CSE 1202 on the UCSD campus
Video will be posted 2 weeks after talk date
Intelligent Design / Design for Intelligence – Human & Machine
In the current feeding frenzy around AI and Machine Learning, it would be easy to believe that there is a panacea which will address all problems having to do with human cohabitation with computational devices. And yes, as well, there really is a tooth fairy and Santa Claus is real.
Like everything else, AI and ML follow what I hold to be axiomatic:
Everything is best for something and worst for something else.
My lemma to that is:
The measure of a design and designer is the degree to which they reflect an understanding of the factors affecting the balance of this best-to-worst continuum.
Clearly AI and ML are important and essential components in the designer’s tool-kit. But panacea?
What I hope to do in this talk is place these tools in context, within the larger ecology of practice, from the perspective of both designer and the general population to which designs are directed. The path taken is to step back and look at the notions of intelligence embodies in much of current discourse, notions which are too often lacking, and distorting. The path meanders from “the brain in a bottle” to that of Hutchins’ ecological “in the wild” perspective. This leads to the need to consider design intelligence as distinct but inseparable from machine intelligence.
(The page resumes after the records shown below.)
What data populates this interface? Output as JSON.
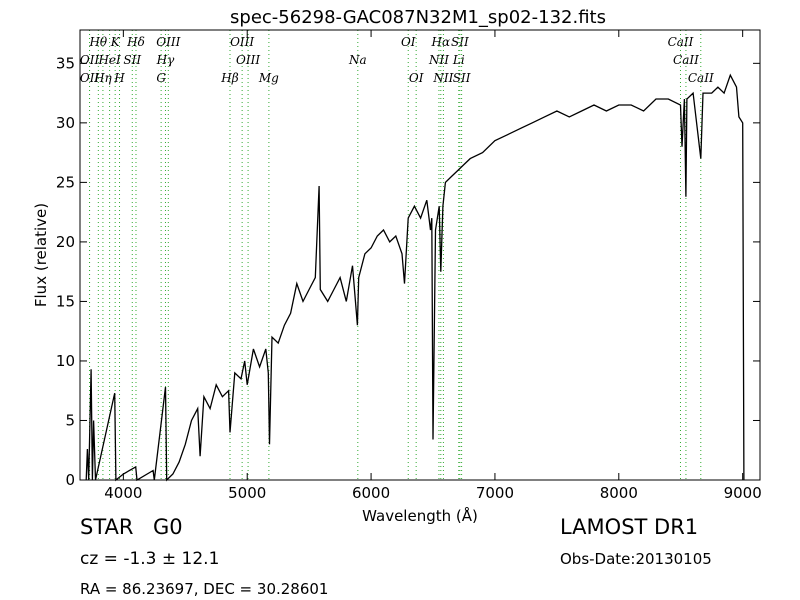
{
  "chart_data": {
    "type": "line",
    "title": "spec-56298-GAC087N32M1_sp02-132.fits",
    "x_label": "Wavelength (Å)",
    "y_label": "Flux (relative)",
    "xlim": [
      3650,
      9140
    ],
    "ylim": [
      0,
      37.8
    ],
    "xticks": [
      4000,
      5000,
      6000,
      7000,
      8000,
      9000
    ],
    "yticks": [
      0,
      5,
      10,
      15,
      20,
      25,
      30,
      35
    ],
    "color": "#000000",
    "line_color": "#33aa33",
    "x": [
      3700,
      3710,
      3720,
      3740,
      3750,
      3760,
      3775,
      3930,
      3940,
      4000,
      4100,
      4110,
      4240,
      4250,
      4340,
      4350,
      4400,
      4450,
      4500,
      4550,
      4600,
      4620,
      4650,
      4700,
      4750,
      4800,
      4850,
      4861,
      4900,
      4950,
      4980,
      5000,
      5050,
      5100,
      5150,
      5170,
      5180,
      5200,
      5250,
      5300,
      5350,
      5400,
      5450,
      5500,
      5550,
      5580,
      5590,
      5650,
      5700,
      5750,
      5800,
      5850,
      5890,
      5900,
      5950,
      6000,
      6050,
      6100,
      6150,
      6200,
      6250,
      6270,
      6300,
      6350,
      6400,
      6450,
      6480,
      6490,
      6500,
      6520,
      6550,
      6563,
      6580,
      6600,
      6650,
      6700,
      6750,
      6800,
      6900,
      7000,
      7100,
      7200,
      7300,
      7400,
      7500,
      7600,
      7700,
      7800,
      7900,
      8000,
      8100,
      8200,
      8300,
      8400,
      8498,
      8510,
      8530,
      8542,
      8550,
      8600,
      8662,
      8680,
      8750,
      8800,
      8850,
      8900,
      8950,
      8970,
      9000,
      9010
    ],
    "values": [
      0,
      2.6,
      0,
      9.3,
      0,
      5,
      0,
      7.3,
      0,
      0.5,
      1.1,
      0,
      0.8,
      0,
      7.8,
      0,
      0.5,
      1.5,
      3,
      5,
      6,
      2,
      7,
      6,
      8,
      7,
      7.5,
      4,
      9,
      8.5,
      10,
      8,
      11,
      9.5,
      11,
      9,
      3,
      12,
      11.5,
      13,
      14,
      16.5,
      15,
      16,
      17,
      24.7,
      16,
      15,
      16,
      17,
      15,
      18,
      13,
      17,
      19,
      19.5,
      20.5,
      21,
      20,
      20.5,
      19,
      16.5,
      22,
      23,
      22,
      23.5,
      21,
      22,
      3.4,
      21,
      23,
      17.5,
      23,
      25,
      25.5,
      26,
      26.5,
      27,
      27.5,
      28.5,
      29,
      29.5,
      30,
      30.5,
      31,
      30.5,
      31,
      31.5,
      31,
      31.5,
      31.5,
      31,
      32,
      32,
      31.5,
      28,
      32,
      23.8,
      32,
      32.5,
      27,
      32.5,
      32.5,
      33,
      32.5,
      34,
      33,
      30.5,
      30,
      0
    ],
    "lines": [
      {
        "label": "Hθ",
        "wavelength": 3798
      },
      {
        "label": "K",
        "wavelength": 3934
      },
      {
        "label": "Hδ",
        "wavelength": 4102
      },
      {
        "label": "OIII",
        "wavelength": 4363
      },
      {
        "label": "OIII",
        "wavelength": 4959
      },
      {
        "label": "OI",
        "wavelength": 6300
      },
      {
        "label": "Hα",
        "wavelength": 6563
      },
      {
        "label": "SII",
        "wavelength": 6717
      },
      {
        "label": "CaII",
        "wavelength": 8498
      },
      {
        "label": "OII",
        "wavelength": 3727
      },
      {
        "label": "HeI",
        "wavelength": 3889
      },
      {
        "label": "SII",
        "wavelength": 4072
      },
      {
        "label": "Hγ",
        "wavelength": 4340
      },
      {
        "label": "OIII",
        "wavelength": 5007
      },
      {
        "label": "Na",
        "wavelength": 5893
      },
      {
        "label": "NII",
        "wavelength": 6548
      },
      {
        "label": "Li",
        "wavelength": 6708
      },
      {
        "label": "CaII",
        "wavelength": 8542
      },
      {
        "label": "OII",
        "wavelength": 3727
      },
      {
        "label": "Hη",
        "wavelength": 3835
      },
      {
        "label": "H",
        "wavelength": 3969
      },
      {
        "label": "G",
        "wavelength": 4305
      },
      {
        "label": "Hβ",
        "wavelength": 4861
      },
      {
        "label": "Mg",
        "wavelength": 5175
      },
      {
        "label": "OI",
        "wavelength": 6364
      },
      {
        "label": "NII",
        "wavelength": 6584
      },
      {
        "label": "SII",
        "wavelength": 6731
      },
      {
        "label": "CaII",
        "wavelength": 8662
      }
    ],
    "footer": {
      "class": "STAR",
      "subclass": "G0",
      "cz": "cz = -1.3 ± 12.1",
      "coords": "RA = 86.23697, DEC = 30.28601",
      "survey": "LAMOST DR1",
      "date": "Obs-Date:20130105"
    }
  }
}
Ultimately, the goal is not to make machines intelligent; rather humans. As is too frequent in the case when discussing technology, we confuse the means with the end, and that seldom ends well.
The talk is based on concrete everyday examples. And if it serves no other purpose, I will be happy if, rather than feeling inadequate about their knowing more about design than AI, they’ll feel sorry for AI specialists not knowing more about design, and how it can help. And vice versa.
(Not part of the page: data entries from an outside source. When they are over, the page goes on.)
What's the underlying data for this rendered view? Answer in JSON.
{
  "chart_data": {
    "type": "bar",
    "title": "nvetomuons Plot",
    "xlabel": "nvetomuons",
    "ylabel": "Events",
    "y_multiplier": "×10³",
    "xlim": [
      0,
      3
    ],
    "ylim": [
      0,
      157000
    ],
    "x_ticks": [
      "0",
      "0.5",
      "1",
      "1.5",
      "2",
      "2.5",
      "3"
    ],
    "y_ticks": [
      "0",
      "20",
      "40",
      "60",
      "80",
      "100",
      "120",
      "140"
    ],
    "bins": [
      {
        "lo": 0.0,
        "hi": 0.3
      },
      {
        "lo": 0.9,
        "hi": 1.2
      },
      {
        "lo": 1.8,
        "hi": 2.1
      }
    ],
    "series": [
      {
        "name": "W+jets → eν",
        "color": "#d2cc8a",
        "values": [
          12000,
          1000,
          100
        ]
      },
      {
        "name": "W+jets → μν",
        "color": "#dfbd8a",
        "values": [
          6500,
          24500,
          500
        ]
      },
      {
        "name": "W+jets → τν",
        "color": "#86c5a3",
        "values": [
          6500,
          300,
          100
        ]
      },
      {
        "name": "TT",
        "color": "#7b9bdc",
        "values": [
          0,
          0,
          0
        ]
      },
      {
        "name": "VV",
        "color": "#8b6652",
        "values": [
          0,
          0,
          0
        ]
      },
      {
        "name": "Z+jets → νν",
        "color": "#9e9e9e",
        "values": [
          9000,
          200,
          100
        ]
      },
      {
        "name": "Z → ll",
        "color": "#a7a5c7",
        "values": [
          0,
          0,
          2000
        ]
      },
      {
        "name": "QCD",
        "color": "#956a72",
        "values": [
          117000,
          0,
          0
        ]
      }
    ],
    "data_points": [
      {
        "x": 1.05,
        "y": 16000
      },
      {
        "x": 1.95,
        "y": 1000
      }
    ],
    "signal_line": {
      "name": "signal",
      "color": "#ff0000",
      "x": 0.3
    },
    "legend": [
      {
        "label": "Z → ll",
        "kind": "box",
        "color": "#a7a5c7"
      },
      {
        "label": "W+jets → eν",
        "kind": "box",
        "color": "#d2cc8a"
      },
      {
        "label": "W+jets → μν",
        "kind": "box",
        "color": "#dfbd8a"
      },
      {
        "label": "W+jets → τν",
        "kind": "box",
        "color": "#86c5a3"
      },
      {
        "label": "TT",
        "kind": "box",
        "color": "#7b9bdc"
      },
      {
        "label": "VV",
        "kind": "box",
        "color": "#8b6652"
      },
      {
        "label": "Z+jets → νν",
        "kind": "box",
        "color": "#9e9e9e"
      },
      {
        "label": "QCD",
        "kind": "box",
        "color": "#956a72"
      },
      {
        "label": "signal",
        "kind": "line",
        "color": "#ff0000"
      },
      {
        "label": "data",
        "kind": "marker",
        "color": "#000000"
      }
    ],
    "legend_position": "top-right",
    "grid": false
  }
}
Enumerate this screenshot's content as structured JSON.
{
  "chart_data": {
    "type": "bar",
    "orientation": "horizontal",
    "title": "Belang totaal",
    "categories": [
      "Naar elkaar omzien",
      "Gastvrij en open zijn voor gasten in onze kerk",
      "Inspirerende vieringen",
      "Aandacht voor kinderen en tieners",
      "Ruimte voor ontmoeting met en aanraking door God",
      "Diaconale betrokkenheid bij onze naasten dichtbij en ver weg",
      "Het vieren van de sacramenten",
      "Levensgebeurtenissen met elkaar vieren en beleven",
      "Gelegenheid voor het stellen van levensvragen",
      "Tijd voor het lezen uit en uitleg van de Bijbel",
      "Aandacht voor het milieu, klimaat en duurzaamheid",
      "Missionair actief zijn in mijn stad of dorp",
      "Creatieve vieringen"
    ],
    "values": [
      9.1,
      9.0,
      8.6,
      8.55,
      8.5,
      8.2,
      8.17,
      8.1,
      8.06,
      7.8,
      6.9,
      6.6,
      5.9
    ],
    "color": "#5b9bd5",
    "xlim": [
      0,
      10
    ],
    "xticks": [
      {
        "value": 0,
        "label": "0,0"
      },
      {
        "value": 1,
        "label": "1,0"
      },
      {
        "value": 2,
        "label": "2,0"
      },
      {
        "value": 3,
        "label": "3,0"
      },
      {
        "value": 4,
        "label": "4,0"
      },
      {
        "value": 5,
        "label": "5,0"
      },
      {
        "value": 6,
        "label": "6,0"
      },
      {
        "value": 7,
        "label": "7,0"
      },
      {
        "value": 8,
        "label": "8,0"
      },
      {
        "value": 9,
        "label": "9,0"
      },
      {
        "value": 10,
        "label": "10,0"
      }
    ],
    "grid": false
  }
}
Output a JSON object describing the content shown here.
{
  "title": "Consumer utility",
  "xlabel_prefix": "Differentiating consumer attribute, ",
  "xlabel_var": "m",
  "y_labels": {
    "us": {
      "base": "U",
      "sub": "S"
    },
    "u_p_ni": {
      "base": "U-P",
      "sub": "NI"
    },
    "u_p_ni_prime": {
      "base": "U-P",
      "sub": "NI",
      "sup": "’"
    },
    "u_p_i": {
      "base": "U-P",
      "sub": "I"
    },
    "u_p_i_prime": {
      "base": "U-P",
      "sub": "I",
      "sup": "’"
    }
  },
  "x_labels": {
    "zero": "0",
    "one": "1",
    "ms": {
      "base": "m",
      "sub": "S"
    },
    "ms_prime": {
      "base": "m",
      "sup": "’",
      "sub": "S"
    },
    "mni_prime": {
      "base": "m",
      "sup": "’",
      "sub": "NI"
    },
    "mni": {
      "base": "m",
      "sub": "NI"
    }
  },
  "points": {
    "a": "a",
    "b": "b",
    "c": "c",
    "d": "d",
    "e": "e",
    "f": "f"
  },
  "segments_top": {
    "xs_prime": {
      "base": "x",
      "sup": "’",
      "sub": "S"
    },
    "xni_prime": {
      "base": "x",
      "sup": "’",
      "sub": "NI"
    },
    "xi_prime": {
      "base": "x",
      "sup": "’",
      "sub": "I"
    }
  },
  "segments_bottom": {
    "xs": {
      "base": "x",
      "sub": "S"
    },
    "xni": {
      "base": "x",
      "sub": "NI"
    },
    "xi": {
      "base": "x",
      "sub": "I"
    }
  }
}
Bill Buxton is a Toronto-based scientist, designer, writer and lecturer. He has spent 40+ years focusing on human aspects of technology – especially around creative applications such as music, film and industrial design. His work has helped pave the way for many of the things that we take for granted today – such as the multi-touch screen on your phone or slate, or the technology that you use to video-conferencing with friends and family. He is currently a Principal Researcher at Microsoft Research.
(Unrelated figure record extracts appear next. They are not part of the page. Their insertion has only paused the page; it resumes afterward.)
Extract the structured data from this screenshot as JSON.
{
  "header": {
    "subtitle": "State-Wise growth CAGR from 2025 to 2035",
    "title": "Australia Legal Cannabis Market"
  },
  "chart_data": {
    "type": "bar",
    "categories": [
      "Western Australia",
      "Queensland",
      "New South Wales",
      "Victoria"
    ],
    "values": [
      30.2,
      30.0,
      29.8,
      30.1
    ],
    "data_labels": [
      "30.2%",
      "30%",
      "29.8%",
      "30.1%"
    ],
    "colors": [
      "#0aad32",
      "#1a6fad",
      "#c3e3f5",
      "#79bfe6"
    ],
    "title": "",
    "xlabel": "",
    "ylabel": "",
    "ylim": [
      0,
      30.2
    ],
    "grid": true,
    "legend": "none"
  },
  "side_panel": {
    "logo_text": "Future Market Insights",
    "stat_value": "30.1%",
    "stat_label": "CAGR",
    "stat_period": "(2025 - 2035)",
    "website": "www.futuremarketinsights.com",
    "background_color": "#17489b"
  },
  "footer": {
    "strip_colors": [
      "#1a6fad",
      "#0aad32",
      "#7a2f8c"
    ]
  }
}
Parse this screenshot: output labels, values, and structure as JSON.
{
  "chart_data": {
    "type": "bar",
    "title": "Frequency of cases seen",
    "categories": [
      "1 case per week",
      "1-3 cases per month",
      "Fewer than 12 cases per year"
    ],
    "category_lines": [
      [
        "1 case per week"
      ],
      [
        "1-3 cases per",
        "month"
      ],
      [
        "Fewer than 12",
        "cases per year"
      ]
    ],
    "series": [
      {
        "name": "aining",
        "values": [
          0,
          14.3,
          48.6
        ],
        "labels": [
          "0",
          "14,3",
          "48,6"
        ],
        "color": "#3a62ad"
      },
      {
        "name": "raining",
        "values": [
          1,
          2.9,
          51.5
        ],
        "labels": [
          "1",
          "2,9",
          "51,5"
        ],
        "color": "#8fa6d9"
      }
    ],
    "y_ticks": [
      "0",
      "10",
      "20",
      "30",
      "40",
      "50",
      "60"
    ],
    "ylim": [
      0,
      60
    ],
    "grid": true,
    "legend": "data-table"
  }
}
Prior to joining Microsoft, he served as a researcher at Xerox PARC, an associate professor at the University of Toronto, and Chief Scientist of Alias Research and SGI Inc. – where 2003 he was co-recipient of an Academy Award for Scientific and Technical Achievement. In 2007, he was named Doctor of Design, honoris causa, by the Ontario College of Art and Design, in 2008 became the 10th recipient of the ACM/SIGCHI Lifetime Achievement Award for fundamental contributions to the field of human-computer interaction. In January 2009 was elected a Fellow of the ACM, in June was awarded a Doctor of Laws, honoris causa, by his alma mater, Queen’s University, Kingston, Ontario, and that November was awarded an honourary doctorate in Industrial Design from the Technical University of Eindhoven, the Netherlands – which in 2010 also elected him to the position of Distinguished Professor in the Faculty of Industrial Design. That same year, BusinessWeek named Bill among the World’s Most Influential Designers. Besides his wife, Liz, and his family, Bill is passionate about the history of technology, Central Asia, and the Canadian fur trade, not to mention the outdoors – especially mountains (summer and winter) and tripping in his birch-bark canoes.